Black-out indien, quelles solutions ?
L’Inde vient de battre un record - deux fois - celui de la plus importante rupture d’alimentation de l’histoire de la fée électricité. Lundi 30 juillet, effondrement du réseau électrique, 300 millions de personnes sans courant. Mardi 31, rebelote et record du monde par KO technique : 620 millions d’Indiens de retour à l’âge de pierre. Si l’Inde, et tous les pays du sous-continent en fait, sont habitués aux coupures temporaires et localisées, cette fois la contagion à la plus grande partie du réseau a pris des dimensions dantesques !

Deux problèmes : production et transport de loin insuffisants
Tout d’abord, la production électrique est très largement inférieure à la demande : l’Inde produit un peu plus de 720 TWh par an. Par comparaison, la France, elle, atteint les 535 TWh pour une population 20 fois inférieure ! « Heureusement », 400 millions d’Indiens n’ont toujours pas accès à cette forme d’énergie, et pour la majeure partie des bénéficiaires cela se résume à l’ampoule électrique (exit frigo et climatisation). Malgré cela, le délestage (coupure volontaire de l’approvisionnement par le gestionnaire du réseau) est une nécessité. Les plus nantis démarreront leurs groupes électrogènes, les autres prendront leur mal en patience.

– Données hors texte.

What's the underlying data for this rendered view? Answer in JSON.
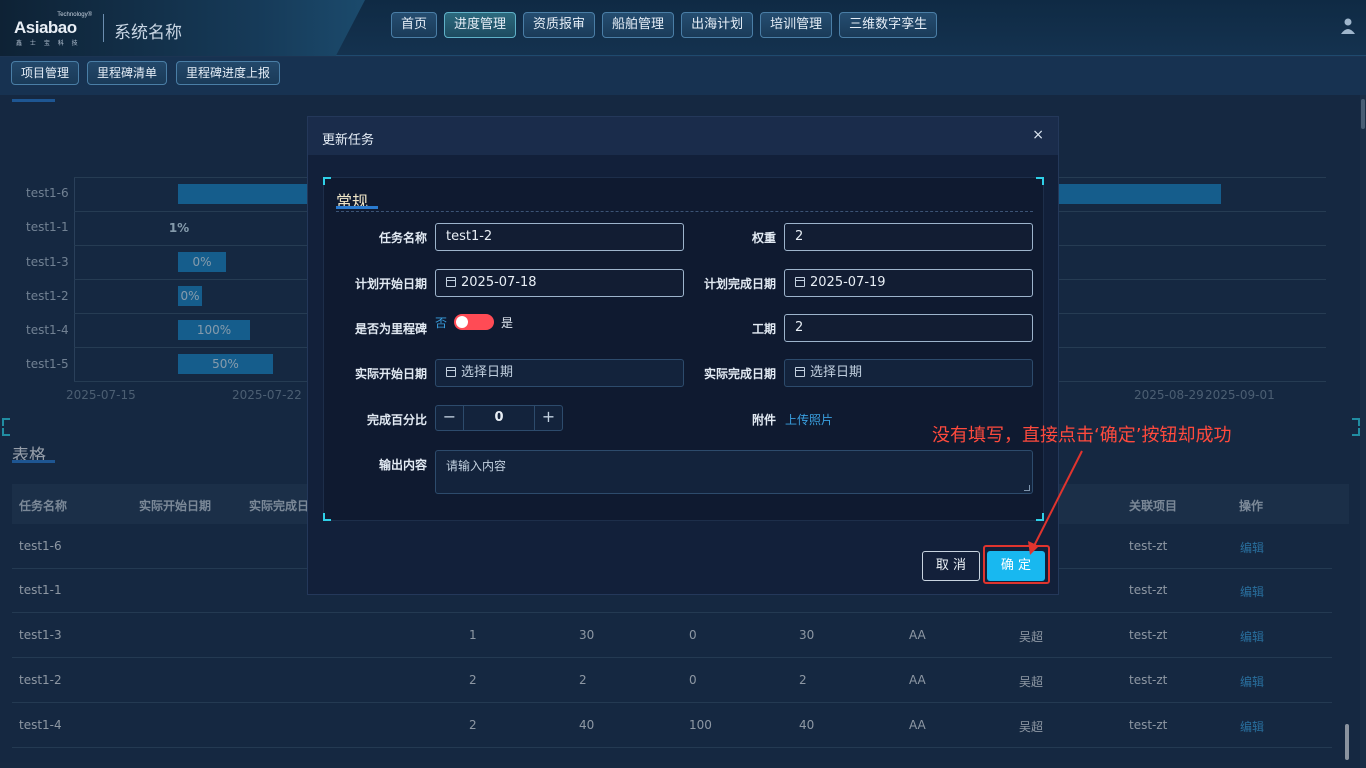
{
  "header": {
    "logo_tech": "Technology®",
    "logo_brand": "Asiabao",
    "logo_sub": "鑫 士 宝 科 技",
    "system_name": "系统名称",
    "nav": [
      {
        "label": "首页"
      },
      {
        "label": "进度管理",
        "active": true
      },
      {
        "label": "资质报审"
      },
      {
        "label": "船舶管理"
      },
      {
        "label": "出海计划"
      },
      {
        "label": "培训管理"
      },
      {
        "label": "三维数字孪生"
      }
    ]
  },
  "subnav": [
    {
      "label": "项目管理"
    },
    {
      "label": "里程碑清单"
    },
    {
      "label": "里程碑进度上报"
    }
  ],
  "gantt": {
    "rows": [
      {
        "label": "test1-6",
        "value": ""
      },
      {
        "label": "test1-1",
        "value": "1%"
      },
      {
        "label": "test1-3",
        "value": "0%"
      },
      {
        "label": "test1-2",
        "value": "0%"
      },
      {
        "label": "test1-4",
        "value": "100%"
      },
      {
        "label": "test1-5",
        "value": "50%"
      }
    ],
    "dates": [
      "2025-07-15",
      "2025-07-22",
      "2025-08-29",
      "2025-09-01"
    ]
  },
  "table": {
    "title": "表格",
    "headers": {
      "name": "任务名称",
      "actual_start": "实际开始日期",
      "actual_end": "实际完成日",
      "project": "关联项目",
      "ops": "操作"
    },
    "rows": [
      {
        "name": "test1-6",
        "c1": "",
        "c2": "",
        "c3": "",
        "c4": "",
        "c5": "",
        "person": "",
        "project": "test-zt",
        "op": "编辑"
      },
      {
        "name": "test1-1",
        "c1": "",
        "c2": "",
        "c3": "",
        "c4": "",
        "c5": "",
        "person": "",
        "project": "test-zt",
        "op": "编辑"
      },
      {
        "name": "test1-3",
        "c1": "1",
        "c2": "30",
        "c3": "0",
        "c4": "30",
        "c5": "AA",
        "person": "吴超",
        "project": "test-zt",
        "op": "编辑"
      },
      {
        "name": "test1-2",
        "c1": "2",
        "c2": "2",
        "c3": "0",
        "c4": "2",
        "c5": "AA",
        "person": "吴超",
        "project": "test-zt",
        "op": "编辑"
      },
      {
        "name": "test1-4",
        "c1": "2",
        "c2": "40",
        "c3": "100",
        "c4": "40",
        "c5": "AA",
        "person": "吴超",
        "project": "test-zt",
        "op": "编辑"
      }
    ]
  },
  "modal": {
    "title": "更新任务",
    "close": "×",
    "section": "常规",
    "fields": {
      "task_name_label": "任务名称",
      "task_name_value": "test1-2",
      "weight_label": "权重",
      "weight_value": "2",
      "plan_start_label": "计划开始日期",
      "plan_start_value": "2025-07-18",
      "plan_end_label": "计划完成日期",
      "plan_end_value": "2025-07-19",
      "milestone_label": "是否为里程碑",
      "milestone_no": "否",
      "milestone_yes": "是",
      "workdays_label": "工期",
      "workdays_value": "2",
      "actual_start_label": "实际开始日期",
      "actual_start_placeholder": "选择日期",
      "actual_end_label": "实际完成日期",
      "actual_end_placeholder": "选择日期",
      "percent_label": "完成百分比",
      "percent_value": "0",
      "attachment_label": "附件",
      "attachment_link": "上传照片",
      "output_label": "输出内容",
      "output_placeholder": "请输入内容"
    },
    "cancel": "取 消",
    "ok": "确 定"
  },
  "annotation": "没有填写，直接点击‘确定’按钮却成功",
  "colors": {
    "accent": "#18b8f0",
    "annotation": "#ff4a3d",
    "switch": "#ff4b55"
  }
}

Facteur aggravant, une mousson devenue aléatoire oblige à pomper davantage d’eau, augmentant encore les tensions sur les réseaux.

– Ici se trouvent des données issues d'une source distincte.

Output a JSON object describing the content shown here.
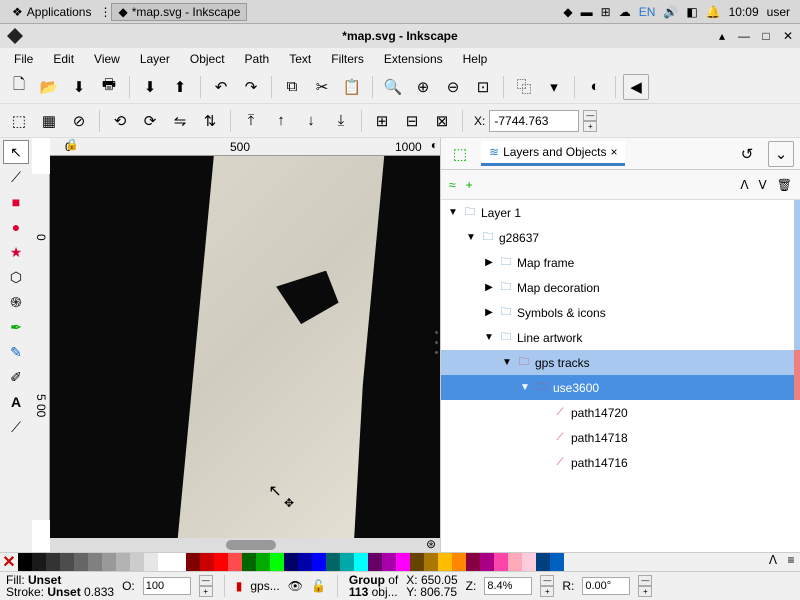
{
  "taskbar": {
    "apps_label": "Applications",
    "window_title": "*map.svg - Inkscape",
    "lang": "EN",
    "time": "10:09",
    "user": "user"
  },
  "titlebar": {
    "title": "*map.svg - Inkscape"
  },
  "menu": {
    "items": [
      "File",
      "Edit",
      "View",
      "Layer",
      "Object",
      "Path",
      "Text",
      "Filters",
      "Extensions",
      "Help"
    ]
  },
  "toolbar2": {
    "x_label": "X:",
    "x_value": "-7744.763"
  },
  "ruler": {
    "h": [
      "0",
      "500",
      "1000"
    ],
    "v": [
      "0",
      "5 00"
    ]
  },
  "panel": {
    "tab_label": "Layers and Objects",
    "tree": [
      {
        "depth": 0,
        "exp": "▼",
        "icon": "folder",
        "label": "Layer 1",
        "color": "#a8c8f0"
      },
      {
        "depth": 1,
        "exp": "▼",
        "icon": "folder",
        "label": "g28637",
        "color": "#a8c8f0"
      },
      {
        "depth": 2,
        "exp": "▶",
        "icon": "folder",
        "label": "Map frame",
        "color": "#a8c8f0"
      },
      {
        "depth": 2,
        "exp": "▶",
        "icon": "folder",
        "label": "Map decoration",
        "color": "#a8c8f0"
      },
      {
        "depth": 2,
        "exp": "▶",
        "icon": "folder",
        "label": "Symbols & icons",
        "color": "#a8c8f0"
      },
      {
        "depth": 2,
        "exp": "▼",
        "icon": "folder",
        "label": "Line artwork",
        "color": "#a8c8f0"
      },
      {
        "depth": 3,
        "exp": "▼",
        "icon": "folder-r",
        "label": "gps tracks",
        "sel": 1,
        "color": "#f08080"
      },
      {
        "depth": 4,
        "exp": "▼",
        "icon": "folder-r",
        "label": "use3600",
        "sel": 2,
        "color": "#f08080"
      },
      {
        "depth": 5,
        "exp": "",
        "icon": "path",
        "label": "path14720",
        "color": ""
      },
      {
        "depth": 5,
        "exp": "",
        "icon": "path",
        "label": "path14718",
        "color": ""
      },
      {
        "depth": 5,
        "exp": "",
        "icon": "path",
        "label": "path14716",
        "color": ""
      }
    ]
  },
  "palette": [
    "#000",
    "#1a1a1a",
    "#333",
    "#4d4d4d",
    "#666",
    "#808080",
    "#999",
    "#b3b3b3",
    "#ccc",
    "#e6e6e6",
    "#fff",
    "",
    "#800000",
    "#c00",
    "#f00",
    "#ff4d4d",
    "#060",
    "#0a0",
    "#0f0",
    "#006",
    "#00a",
    "#00f",
    "#066",
    "#0aa",
    "#0ff",
    "#606",
    "#a0a",
    "#f0f",
    "#640",
    "#a70",
    "#fb0",
    "#f80",
    "#804",
    "#a08",
    "#f4a",
    "#fab",
    "#fcd",
    "#004080",
    "#0060c0"
  ],
  "status": {
    "fill_label": "Fill:",
    "fill_value": "Unset",
    "stroke_label": "Stroke:",
    "stroke_value": "Unset",
    "stroke_w": "0.833",
    "o_label": "O:",
    "o_value": "100",
    "layer": "gps...",
    "group_l1": "Group",
    "group_l2": "of",
    "group_l3": "113",
    "group_l4": "obj...",
    "x_label": "X:",
    "x_value": "650.05",
    "y_label": "Y:",
    "y_value": "806.75",
    "z_label": "Z:",
    "z_value": "8.4%",
    "r_label": "R:",
    "r_value": "0.00°"
  }
}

Ensuite, l’acheminement de ladite électricité. Il faut savoir que le réseau électrique indien n’a quasiment pas évolué depuis un demi-siècle. Du fait de sa structure fédérale, la coordination des efforts (quand il y en a) est inexistante, et ce n’est pas Delhi - attentive à ménager les egos des barons locaux - qui jouera les chefs d’orchestre d’une grande réforme d’interconnexion électrique. On pourra ajouter à l’échelle locale : les branchements sauvages et les entremêlements de câbles qui en découlent, fragilisant le système.

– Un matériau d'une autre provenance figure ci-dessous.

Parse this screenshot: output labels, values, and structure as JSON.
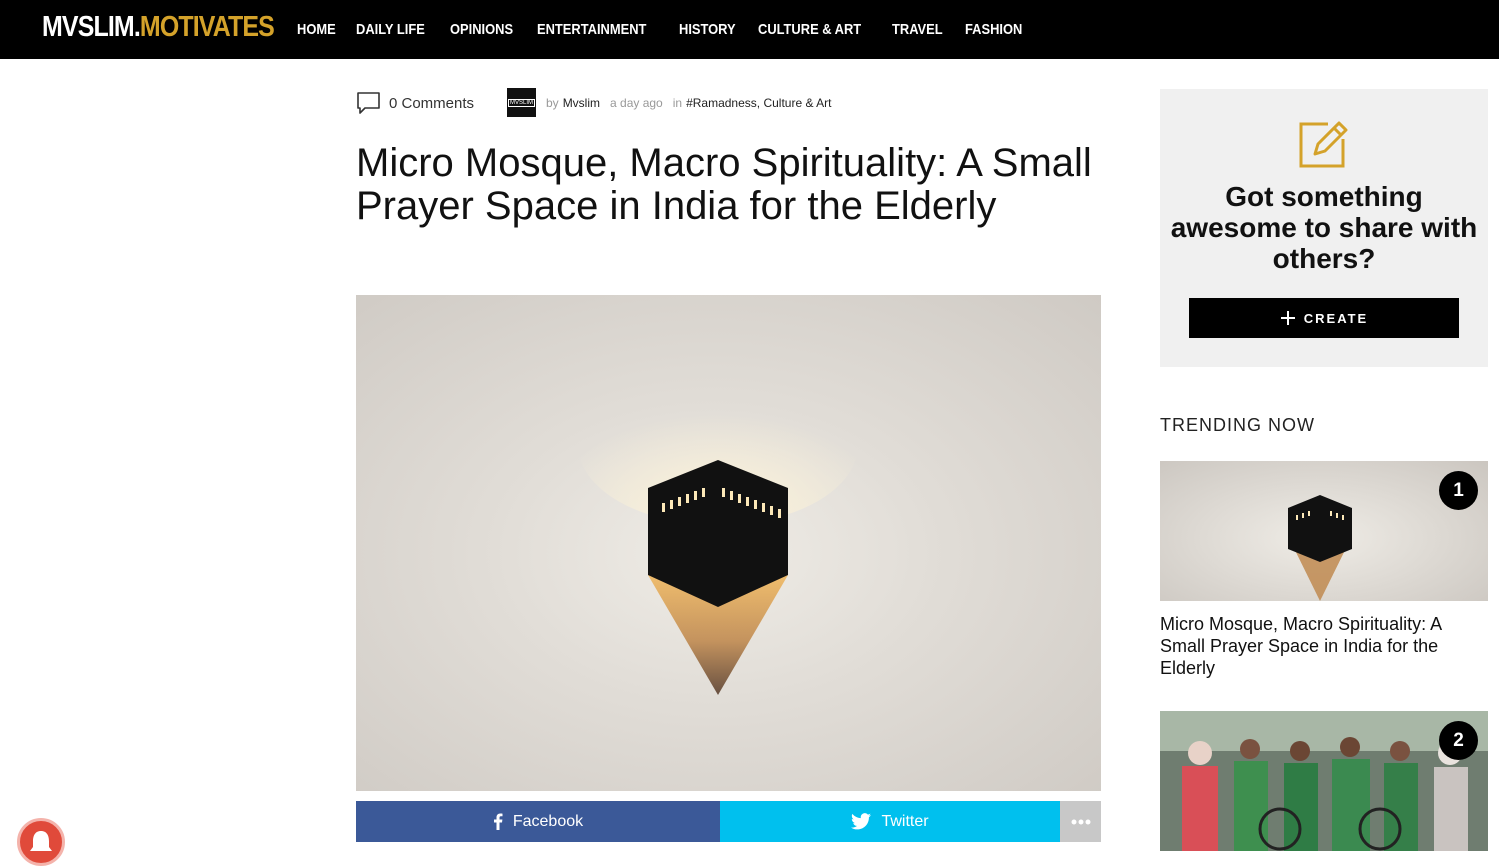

Bref, le secteur électrique indien cumule tous les facteurs de risques possibles.
Vous avez demandé une politique publique de l’énergie ? Ne quittez pas…
L’Inde a une politique tarifaire pour le moins « avantageuse » concernant l’électricité : la paix sociale s’achète en échange de la gratuité pour une partie des activités et des forfaits (donc indépendants de la consommation réelle) extrêmement bas pour le reste. Déjà, le décrochage entre coût de production et prix de vente a abouti à une dette de presque 28 milliards d’euros. Cette situation n’incite ni à gérer la consommation ni à investir dans le développement du secteur électrique.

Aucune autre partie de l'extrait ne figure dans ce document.